In the fourth week of my project, I sat down with some data scientists to learn exactly what it is they do and how they aid in fixing the issues of overproduction and stocking proper quantities.
We discussed various projects, such as fixture optimization (how physical stores should be planned out, how to stock them and what clothes to place where), labor optimization (how many people to hire and when to assign them hours), and just overall how to tailor the experience to what the customers want in the most efficient way. The project that they were working on which I found most relevant to my research, however, was their propensity calculating program.
As many of us have learned in economics, a consumer’s propensity is their tendency to behave in a certain manner; in our case, we were trying to see what items consumers were most likely to buy given certain prediction (or “feature”) variables about the consumer. The program would assess the feature variables of the customer (ex. age, gender) and try to find out what kinds of departments, clothing items, brands, etc are desirable to the customer who searches/browses. It quantifiably predicts the likelihood a customer will purchase something based off those category levels, and rank them/stock them in an according manner; it will arrange the items in the order a customer likes based off their calculated propensity for each item (ex. If someone is big and tall, it promotes big and tall clothing for them).
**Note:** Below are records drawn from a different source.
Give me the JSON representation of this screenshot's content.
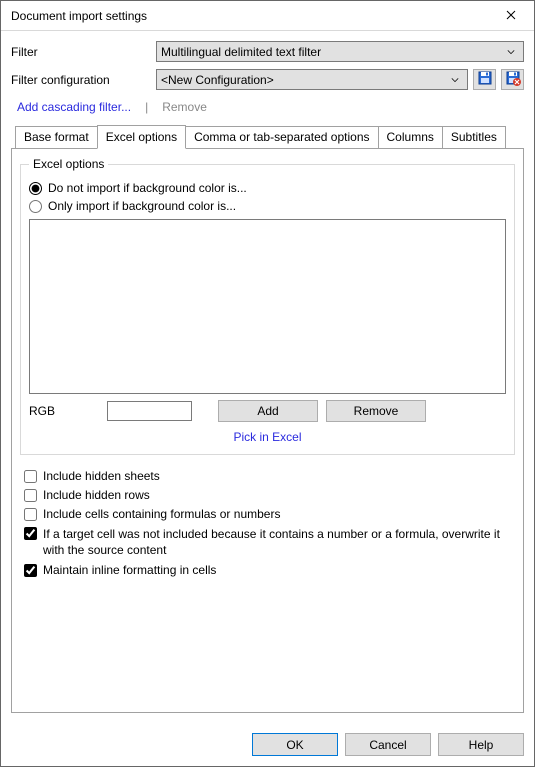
{
  "window": {
    "title": "Document import settings"
  },
  "form": {
    "filter_label": "Filter",
    "filter_value": "Multilingual delimited text filter",
    "config_label": "Filter configuration",
    "config_value": "<New Configuration>"
  },
  "links": {
    "add_cascading": "Add cascading filter...",
    "separator": "|",
    "remove": "Remove"
  },
  "tabs": {
    "items": [
      {
        "label": "Base format"
      },
      {
        "label": "Excel options"
      },
      {
        "label": "Comma or tab-separated options"
      },
      {
        "label": "Columns"
      },
      {
        "label": "Subtitles"
      }
    ]
  },
  "excel": {
    "legend": "Excel options",
    "radio_not_import": "Do not import if background color is...",
    "radio_only_import": "Only import if background color is...",
    "rgb_label": "RGB",
    "rgb_value": "",
    "add_btn": "Add",
    "remove_btn": "Remove",
    "pick_link": "Pick in Excel"
  },
  "checks": {
    "hidden_sheets": "Include hidden sheets",
    "hidden_rows": "Include hidden rows",
    "include_formulas": "Include cells containing formulas or numbers",
    "overwrite_sub": "If a target cell was not included because it contains a number or a formula, overwrite it with the source content",
    "maintain_inline": "Maintain inline formatting in cells"
  },
  "footer": {
    "ok": "OK",
    "cancel": "Cancel",
    "help": "Help"
  },
  "icons": {
    "close": "close-icon",
    "chevron_down": "chevron-down-icon",
    "save": "save-icon",
    "save_alt": "save-remove-icon"
  }
}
There are a variety of different ways to go about organizing and analyzing the data to create such a program, but all of them require the same building blocks: going from feature variables to target variables and training a model algorithm so that it can weight the variables properly to assign accurate rankings. Unfortunately I can not disclose the details of this specific program or algorithm, but if there’s one important thing I learned that the scientists said I wouldn’t find learning data science in school is the problem of cleaning up your data. Often times, not all of the data that you have collected to analyze is helpful, so it is important to do exploratory data analysis to see and double check that as many variables as possible are covered in all of your data points. A simple example I was given to help understand this problem was: if a major feature variable for my program is gender, but only 20% of my data includes gender, then it is pretty important to clean out my data set.
Linear regression, one of the most common and simplest method of data analysis.
Neural networks and Random Forests (a multitude of small Decision Trees, randomly generated to reduce bias), methods used to reduce the dimensionality of data to provide accurate analyses when facing a plethora of factors.
I hope to continue shadowing these data scientists as they work over the next few weeks. Next week I aim to focus on finishing the research I was conducting regarding the operational and product strategies of major clothing retailers, and hopefully plan another day trip journey to visit other clothing companies which are innovating in the field of merging fashion with physical technologies!